Osteoporosis

Our bones are living tissue that give our body structure, allow us to move and protect our organs. Osteoporosis is a condition where bones become thin and  lose their strength. This can lead to fractures, which cause pain and make everyday activities extremely difficult. After a hip fracture, about one-quarter of people die or never walk again. 

It’s estimated over 200 million women have osteoporosis. That’s more than the combined populations of the Germany, the United Kingdom and France.

Worldwide, one in three women and one in five men over the age of fifty will experience an osteoporotic fracture.

In fact, every three seconds a bone will break, somewhere in the world, because of this disease.

Many people won’t know they have osteoporosis until their first fracture, which is why it’s called the ‘silent disease’. Even after a break, it often goes untreated.

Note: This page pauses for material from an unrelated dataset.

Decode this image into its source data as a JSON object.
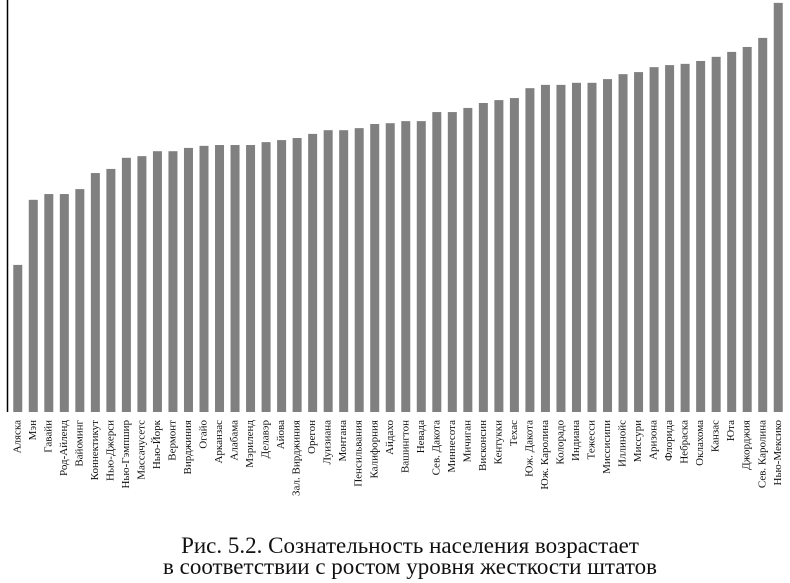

The good news is osteoporosis can be diagnosed and treated and fractures often prevented through healthy lifestyle choices and appropriate medication for those in need.
 

Our Bone Health Advocates

Paolo Rossi, Italian footballer, scored three goals to win World Cup for Italy in 1982

My mother has osteoporosis and every day I feel her pain - she suffers terribly and I just wish that her doctors had told her about osteoporosis risk factors before she started breaking her bones. I now realize that osteoporosis also strikes men - and because I have a family history of osteoporosis I intend to learn more about this disease and get myself checked before it gets to me.

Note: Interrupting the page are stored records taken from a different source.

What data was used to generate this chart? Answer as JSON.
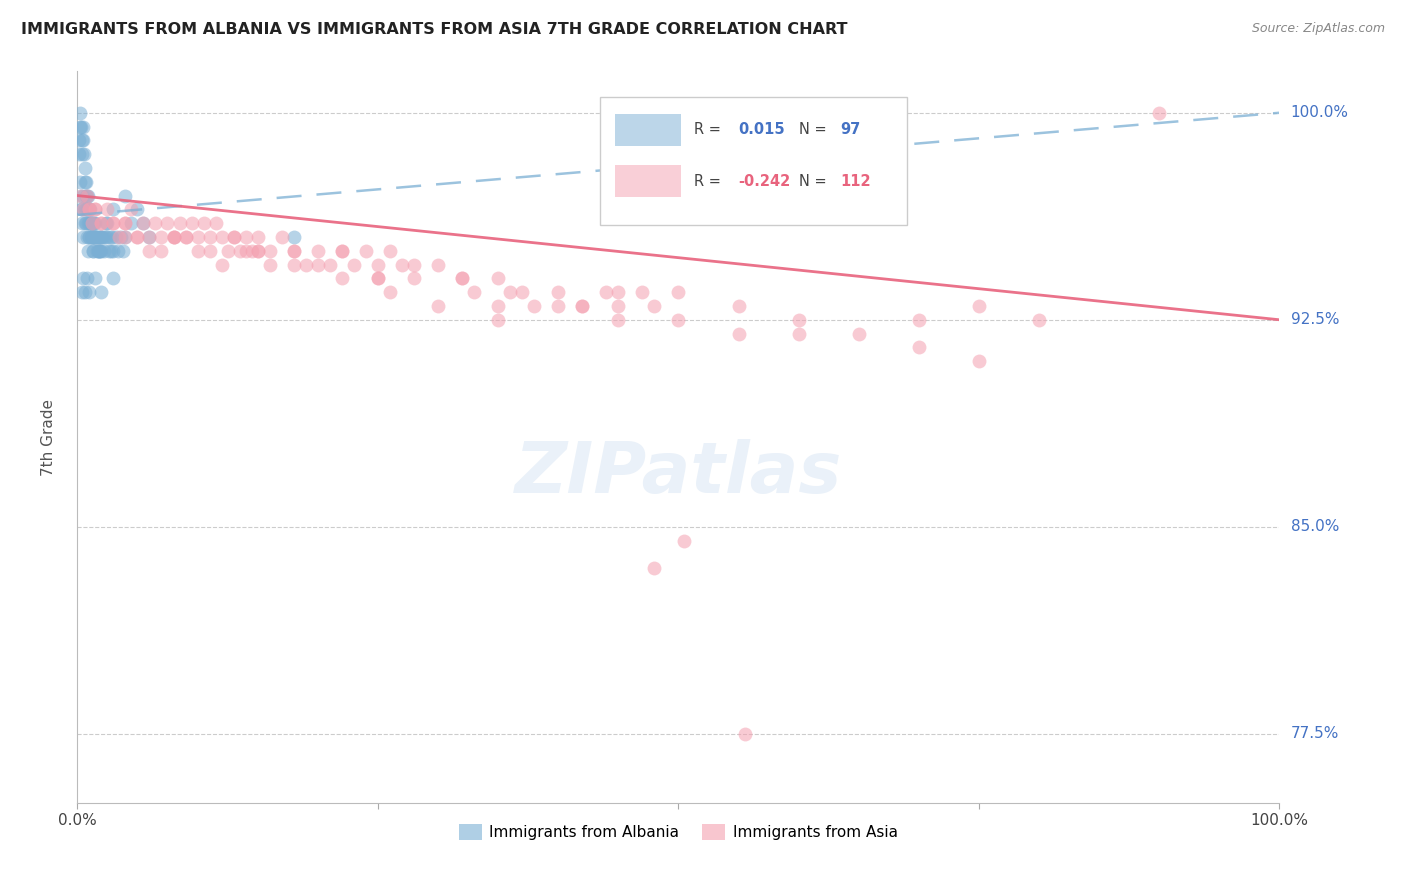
{
  "title": "IMMIGRANTS FROM ALBANIA VS IMMIGRANTS FROM ASIA 7TH GRADE CORRELATION CHART",
  "source": "Source: ZipAtlas.com",
  "ylabel": "7th Grade",
  "albania_R": 0.015,
  "albania_N": 97,
  "asia_R": -0.242,
  "asia_N": 112,
  "albania_color": "#7bafd4",
  "asia_color": "#f4a0b0",
  "albania_line_color": "#7bafd4",
  "asia_line_color": "#e8637d",
  "xlim": [
    0.0,
    100.0
  ],
  "ylim": [
    75.0,
    101.5
  ],
  "ytick_vals": [
    77.5,
    85.0,
    92.5,
    100.0
  ],
  "ytick_labels": [
    "77.5%",
    "85.0%",
    "92.5%",
    "100.0%"
  ],
  "albania_x": [
    0.1,
    0.15,
    0.2,
    0.25,
    0.3,
    0.35,
    0.4,
    0.45,
    0.5,
    0.55,
    0.6,
    0.65,
    0.7,
    0.75,
    0.8,
    0.85,
    0.9,
    0.95,
    1.0,
    1.05,
    1.1,
    1.15,
    1.2,
    1.25,
    1.3,
    1.35,
    1.4,
    1.45,
    1.5,
    1.55,
    1.6,
    1.65,
    1.7,
    1.75,
    1.8,
    1.85,
    1.9,
    1.95,
    2.0,
    2.1,
    2.2,
    2.3,
    2.4,
    2.5,
    2.6,
    2.7,
    2.8,
    2.9,
    3.0,
    3.2,
    3.4,
    3.6,
    3.8,
    4.0,
    4.5,
    5.0,
    5.5,
    6.0,
    0.3,
    0.4,
    0.5,
    0.6,
    0.7,
    0.8,
    0.9,
    1.0,
    1.1,
    1.2,
    1.3,
    1.4,
    0.2,
    0.3,
    0.4,
    0.5,
    0.6,
    0.7,
    0.8,
    0.9,
    1.0,
    1.1,
    1.2,
    1.3,
    1.5,
    1.8,
    2.0,
    2.5,
    3.0,
    4.0,
    0.4,
    0.5,
    0.6,
    0.8,
    1.0,
    1.5,
    2.0,
    3.0,
    18.0
  ],
  "albania_y": [
    98.5,
    99.0,
    99.5,
    100.0,
    99.5,
    99.0,
    98.5,
    99.0,
    99.5,
    98.5,
    98.0,
    97.5,
    97.0,
    97.5,
    97.0,
    96.5,
    97.0,
    96.5,
    96.0,
    96.5,
    96.0,
    95.5,
    96.0,
    95.5,
    96.0,
    95.5,
    96.0,
    95.5,
    96.0,
    95.5,
    95.0,
    95.5,
    95.0,
    95.5,
    95.0,
    95.5,
    95.0,
    95.5,
    95.0,
    95.5,
    95.0,
    95.5,
    96.0,
    95.5,
    95.0,
    95.5,
    95.0,
    95.5,
    95.0,
    95.5,
    95.0,
    95.5,
    95.0,
    95.5,
    96.0,
    96.5,
    96.0,
    95.5,
    96.5,
    96.0,
    95.5,
    96.0,
    96.5,
    95.5,
    95.0,
    95.5,
    96.0,
    95.5,
    95.0,
    95.5,
    97.5,
    97.0,
    96.5,
    97.0,
    96.5,
    96.0,
    96.5,
    96.0,
    95.5,
    96.0,
    95.5,
    95.0,
    95.5,
    95.0,
    95.5,
    96.0,
    96.5,
    97.0,
    93.5,
    94.0,
    93.5,
    94.0,
    93.5,
    94.0,
    93.5,
    94.0,
    95.5
  ],
  "asia_x": [
    0.3,
    0.5,
    0.8,
    1.0,
    1.2,
    1.5,
    2.0,
    2.5,
    3.0,
    3.5,
    4.0,
    4.5,
    5.0,
    5.5,
    6.0,
    6.5,
    7.0,
    7.5,
    8.0,
    8.5,
    9.0,
    9.5,
    10.0,
    10.5,
    11.0,
    11.5,
    12.0,
    12.5,
    13.0,
    13.5,
    14.0,
    14.5,
    15.0,
    16.0,
    17.0,
    18.0,
    19.0,
    20.0,
    21.0,
    22.0,
    23.0,
    24.0,
    25.0,
    26.0,
    27.0,
    28.0,
    30.0,
    32.0,
    33.0,
    35.0,
    37.0,
    38.0,
    40.0,
    42.0,
    44.0,
    45.0,
    47.0,
    48.0,
    50.0,
    55.0,
    60.0,
    65.0,
    70.0,
    75.0,
    80.0,
    90.0,
    2.0,
    4.0,
    6.0,
    8.0,
    10.0,
    12.0,
    14.0,
    16.0,
    18.0,
    20.0,
    22.0,
    25.0,
    28.0,
    32.0,
    36.0,
    40.0,
    45.0,
    1.5,
    3.0,
    5.0,
    7.0,
    9.0,
    11.0,
    13.0,
    15.0,
    18.0,
    22.0,
    26.0,
    30.0,
    35.0,
    42.0,
    50.0,
    60.0,
    70.0,
    75.0,
    55.0,
    45.0,
    35.0,
    25.0,
    15.0,
    8.0,
    4.0,
    1.0,
    48.0,
    50.5,
    55.5
  ],
  "asia_y": [
    97.0,
    96.5,
    97.0,
    96.5,
    96.0,
    96.5,
    96.0,
    96.5,
    96.0,
    95.5,
    96.0,
    96.5,
    95.5,
    96.0,
    95.5,
    96.0,
    95.5,
    96.0,
    95.5,
    96.0,
    95.5,
    96.0,
    95.5,
    96.0,
    95.5,
    96.0,
    95.5,
    95.0,
    95.5,
    95.0,
    95.5,
    95.0,
    95.5,
    95.0,
    95.5,
    95.0,
    94.5,
    95.0,
    94.5,
    95.0,
    94.5,
    95.0,
    94.5,
    95.0,
    94.5,
    94.0,
    94.5,
    94.0,
    93.5,
    94.0,
    93.5,
    93.0,
    93.5,
    93.0,
    93.5,
    93.0,
    93.5,
    93.0,
    93.5,
    93.0,
    92.5,
    92.0,
    92.5,
    93.0,
    92.5,
    100.0,
    96.0,
    95.5,
    95.0,
    95.5,
    95.0,
    94.5,
    95.0,
    94.5,
    95.0,
    94.5,
    95.0,
    94.0,
    94.5,
    94.0,
    93.5,
    93.0,
    93.5,
    96.5,
    96.0,
    95.5,
    95.0,
    95.5,
    95.0,
    95.5,
    95.0,
    94.5,
    94.0,
    93.5,
    93.0,
    92.5,
    93.0,
    92.5,
    92.0,
    91.5,
    91.0,
    92.0,
    92.5,
    93.0,
    94.0,
    95.0,
    95.5,
    96.0,
    96.5,
    83.5,
    84.5,
    77.5
  ]
}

Olivieri Toscani, Italian photographer, speaking about his photographic exhibition "Osteoporosis: A Photographic Vision"

By photographing people in black and white, without the camouflage of clothing or props, viewers can better understand the true nature of osteoporosis. I believe knowledge is the basis of osteoporosis education. The people in this exhibition have shown a large amount of generosity by revealing their physical situation in this way. Through the visual effect of the exhibition they will help other people to find out if they are also exposed to the risk.

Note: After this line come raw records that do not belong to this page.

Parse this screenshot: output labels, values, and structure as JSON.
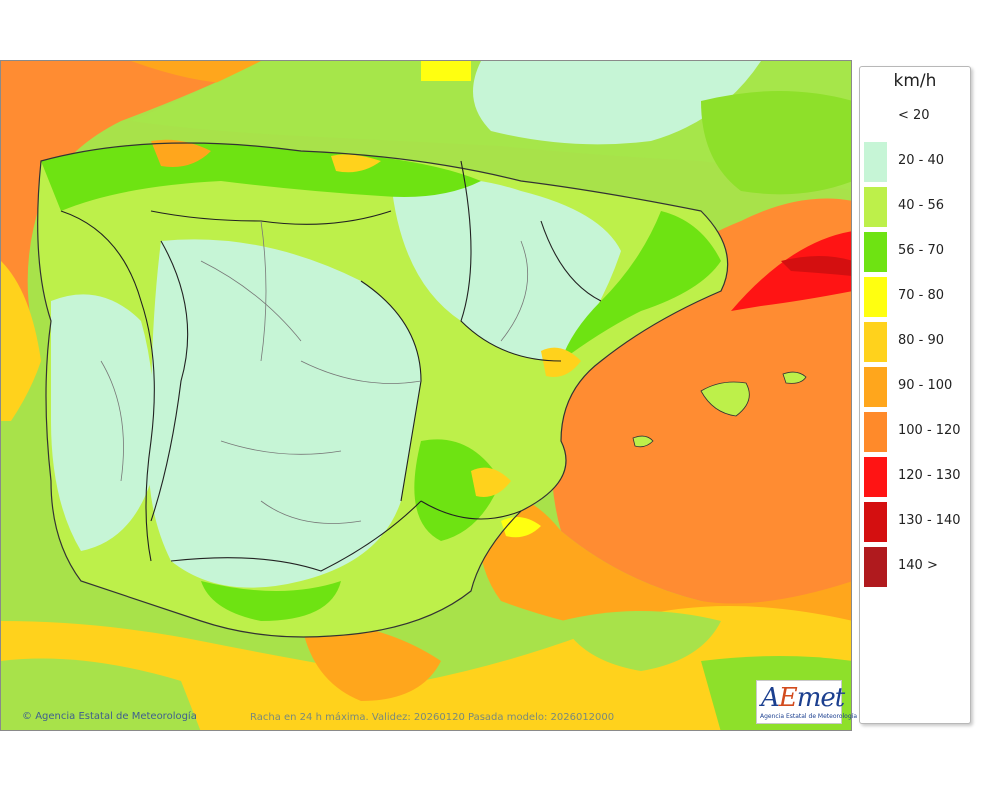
{
  "legend": {
    "title": "km/h",
    "items": [
      {
        "label": "< 20",
        "color": "#ffffff"
      },
      {
        "label": "20 - 40",
        "color": "#c6f5d6"
      },
      {
        "label": "40 - 56",
        "color": "#bdf04a"
      },
      {
        "label": "56 - 70",
        "color": "#6ee312"
      },
      {
        "label": "70 - 80",
        "color": "#ffff10"
      },
      {
        "label": "80 - 90",
        "color": "#ffd21c"
      },
      {
        "label": "90 - 100",
        "color": "#ffa61c"
      },
      {
        "label": "100 - 120",
        "color": "#ff8a2a"
      },
      {
        "label": "120 - 130",
        "color": "#ff1414"
      },
      {
        "label": "130 - 140",
        "color": "#d40f10"
      },
      {
        "label": "140 >",
        "color": "#b01a1e"
      }
    ]
  },
  "credits": {
    "left": "Agencia Estatal de Meteorología",
    "center": "Racha en 24 h máxima. Validez: 20260120 Pasada modelo: 2026012000"
  },
  "logo": {
    "wordmark_a": "A",
    "wordmark_e": "E",
    "wordmark_rest": "met",
    "subtitle": "Agencia Estatal de Meteorología"
  }
}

Chalida Thaochalee, Miss Thailand 1998

I think it is particularly important for young girls and boys to exercise in order to build stronger bones to prevent osteoporosis later in life, because most people reach their peak bone density and strength in their teens and twenties. After peak bone mass is reached, bone density remains stable during adulthood and then declines with age. Weight bearing exercises are essential for building bone density and mass. However, to obtain bone benefits, exercise must be regular.